Réunion du mardi 9 juillet 2019 à 18h35
Commission d'enquête sur l'impact économique, industriel et environnemental des énergies renouvelables, sur la transparence des financements et sur l'acceptabilité sociale des politiques de transition énergétique

Yves Marignac, porte-parole de l'association négaWatt :

. Quarante ans de fonctionnement pour un EPR versus quinze ou vingt ans pour un parc éolien : c'est une critique que j'avais faite à l'époque où la direction générale de l'énergie et des matières premières (DGEMP) réunissait un groupe de travail pour examiner le coût complet des moyens de production de l'électricité. Nous avions alors comparé un EPR sur soixante ans avec, non pas des éoliennes sur vingt ans, mais trois parcs successifs d'éoliennes sur soixante ans, et l'avantage revenait à l'éolien. Chaque parc éolien nouveau bénéficie d'une performance technique supérieure. Je vois Jean-Pierre Pervès faire non de la tête. Je mettrai volontiers à la disposition de la commission d'enquête l'analyse que nous avions faite à l'époque. C'est un avantage des technologies renouvelées souvent sur les technologies de type EPR qu'on fige pour soixante ans, voire quatre-vingts et quatre-vingt-dix ans quand on considère non pas un EPR mais un parc.

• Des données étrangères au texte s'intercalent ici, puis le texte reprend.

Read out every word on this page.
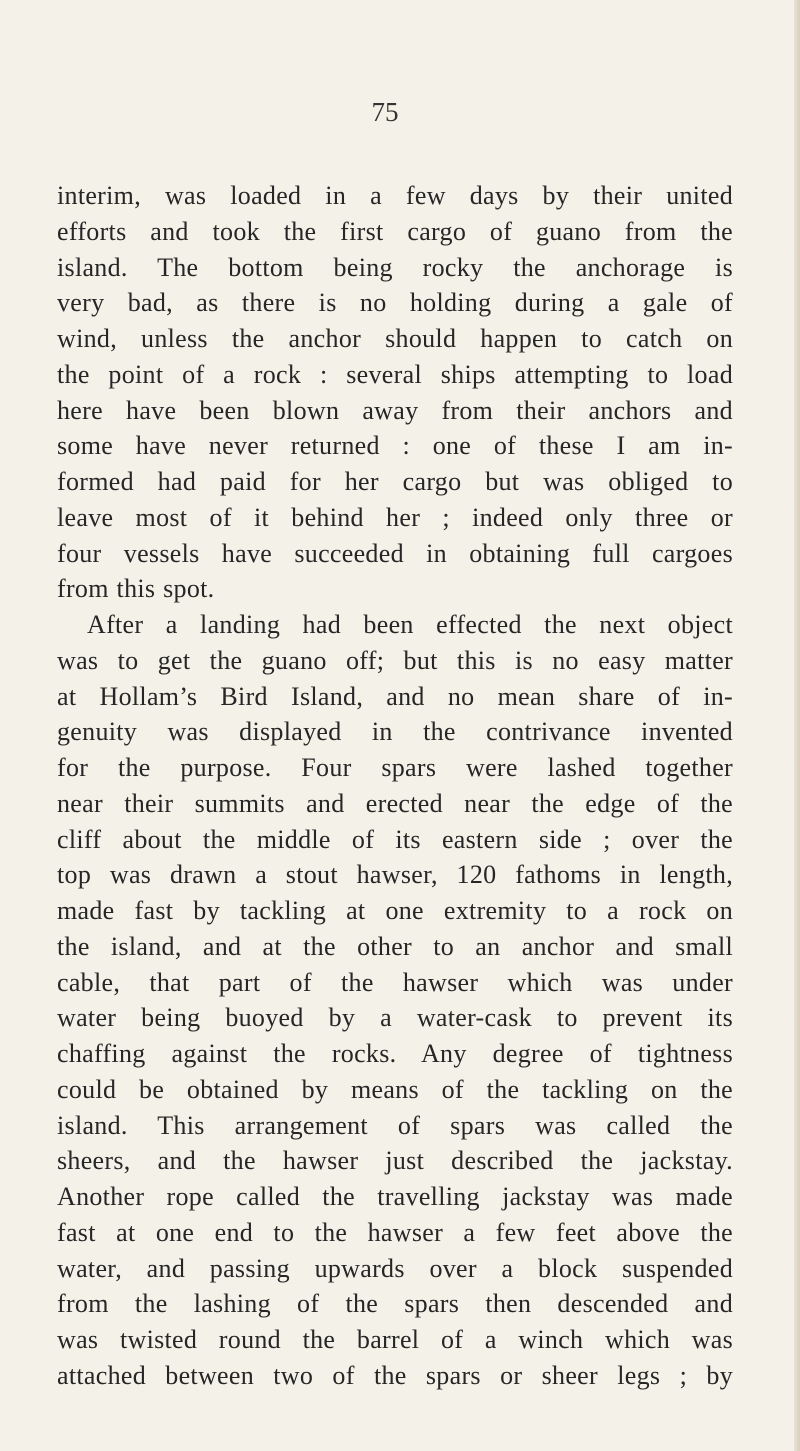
75
interim, was loaded in a few days by their united
efforts and took the first cargo of guano from the
island. The bottom being rocky the anchorage is
very bad, as there is no holding during a gale of
wind, unless the anchor should happen to catch on
the point of a rock : several ships attempting to load
here have been blown away from their anchors and
some have never returned : one of these I am in-
formed had paid for her cargo but was obliged to
leave most of it behind her ; indeed only three or
four vessels have succeeded in obtaining full cargoes
from this spot.
After a landing had been effected the next object
was to get the guano off; but this is no easy matter
at Hollam’s Bird Island, and no mean share of in-
genuity was displayed in the contrivance invented
for the purpose. Four spars were lashed together
near their summits and erected near the edge of the
cliff about the middle of its eastern side ; over the
top was drawn a stout hawser, 120 fathoms in length,
made fast by tackling at one extremity to a rock on
the island, and at the other to an anchor and small
cable, that part of the hawser which was under
water being buoyed by a water-cask to prevent its
chaffing against the rocks. Any degree of tightness
could be obtained by means of the tackling on the
island. This arrangement of spars was called the
sheers, and the hawser just described the jackstay.
Another rope called the travelling jackstay was made
fast at one end to the hawser a few feet above the
water, and passing upwards over a block suspended
from the lashing of the spars then descended and
was twisted round the barrel of a winch which was
attached between two of the spars or sheer legs ; by
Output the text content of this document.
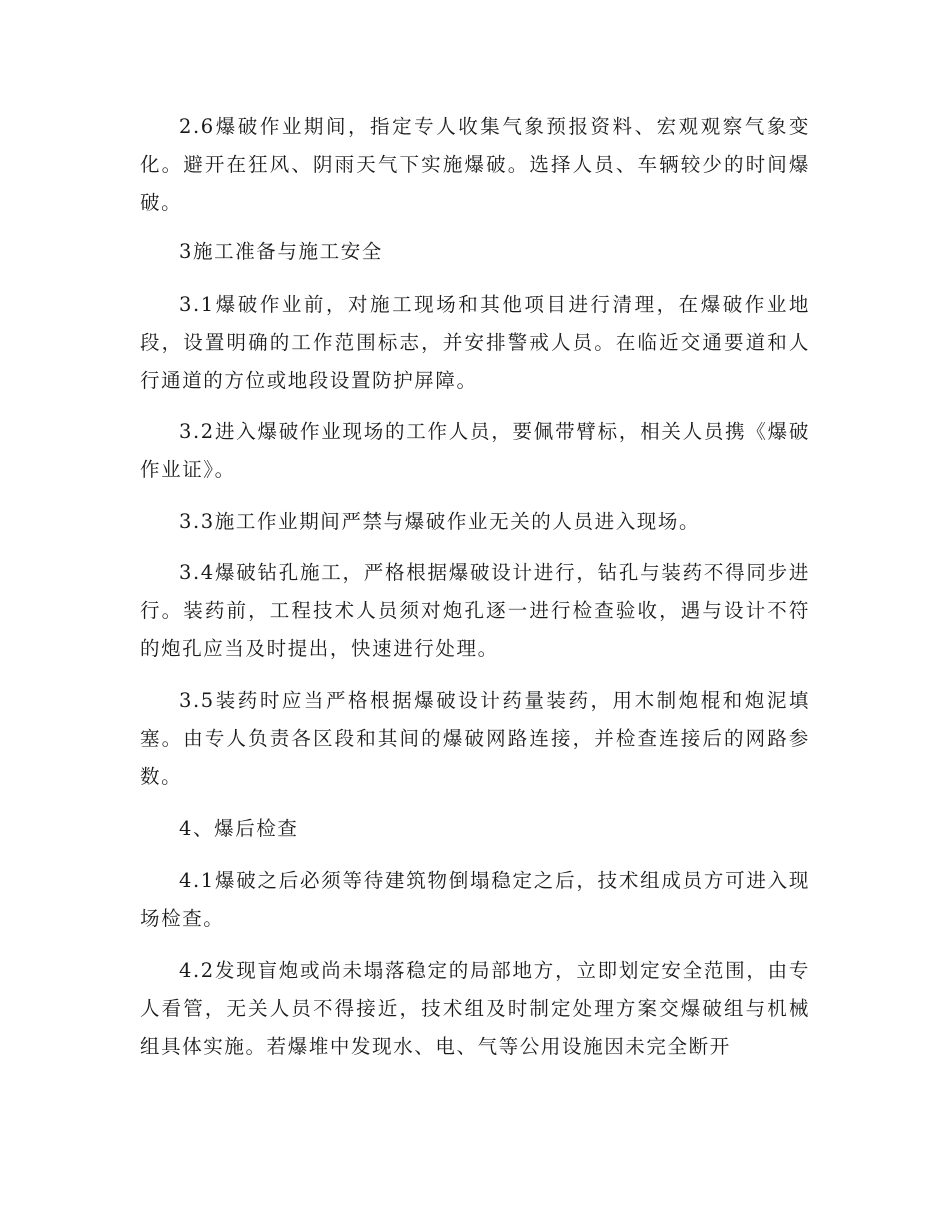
2.6爆破作业期间，指定专人收集气象预报资料、宏观观察气象变化。避开在狂风、阴雨天气下实施爆破。选择人员、车辆较少的时间爆破。

3施工准备与施工安全

3.1爆破作业前，对施工现场和其他项目进行清理，在爆破作业地段，设置明确的工作范围标志，并安排警戒人员。在临近交通要道和人行通道的方位或地段设置防护屏障。

3.2进入爆破作业现场的工作人员，要佩带臂标，相关人员携《爆破作业证》。

3.3施工作业期间严禁与爆破作业无关的人员进入现场。

3.4爆破钻孔施工，严格根据爆破设计进行，钻孔与装药不得同步进行。装药前，工程技术人员须对炮孔逐一进行检查验收，遇与设计不符的炮孔应当及时提出，快速进行处理。

3.5装药时应当严格根据爆破设计药量装药，用木制炮棍和炮泥填塞。由专人负责各区段和其间的爆破网路连接，并检查连接后的网路参数。

4、爆后检查

4.1爆破之后必须等待建筑物倒塌稳定之后，技术组成员方可进入现场检查。

4.2发现盲炮或尚未塌落稳定的局部地方，立即划定安全范围，由专人看管，无关人员不得接近，技术组及时制定处理方案交爆破组与机械组具体实施。若爆堆中发现水、电、气等公用设施因未完全断开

Je ne discuterai pas ici de la réalité du risque de black-out dans l'épisode que vous évoquiez. Il ne faut pas dramatiser. Je vous renvoie aussi à ce que dit RTE, à savoir que le risque premier aujourd'hui pour la sécurité du système électrique français, c'est un degré d'erreur dans la prévision de température lors des pics de froid, qui entraîne un surcroît de consommation pratiquement équivalent à deux réacteurs. L'autre paramètre redimensionnant, c'est la panne simultanée, à quelques minutes d'intervalle, de deux réacteurs du parc français, et non une indisponibilité de l'éolien. Avec les énergies renouvelables, variables mais dont la variabilité est en grande partie prévisible, ce n'est pas facile dans la situation actuelle, mais on peut se préparer à de tels événements. Je ne crois pas qu'il y ait réellement de perspective d'augmentation des black-out dans ce système. Toutefois, nous avons discuté d'un système tel qu'il existe aujourd'hui et tel qu'il peut exister en 2050. Entre les deux, il y a un jeu de transformation du système, on passe par des situations potentiellement dégradées et il faut être très vigilant sur les décisions à prendre pour ne pas perdre le fil.

Quant à l'intérêt d'atteindre la neutralité carbone, je répondrai en trois points.

Premièrement, c'est quand même un engagement de la France pour elle-même, puisque c'est l'objectif du plan carbone et, si je ne m'abuse, ce que votre Assemblée vient de voter en première lecture dans le cadre de l'examen du projet de loi relatif à l'énergie et au climat.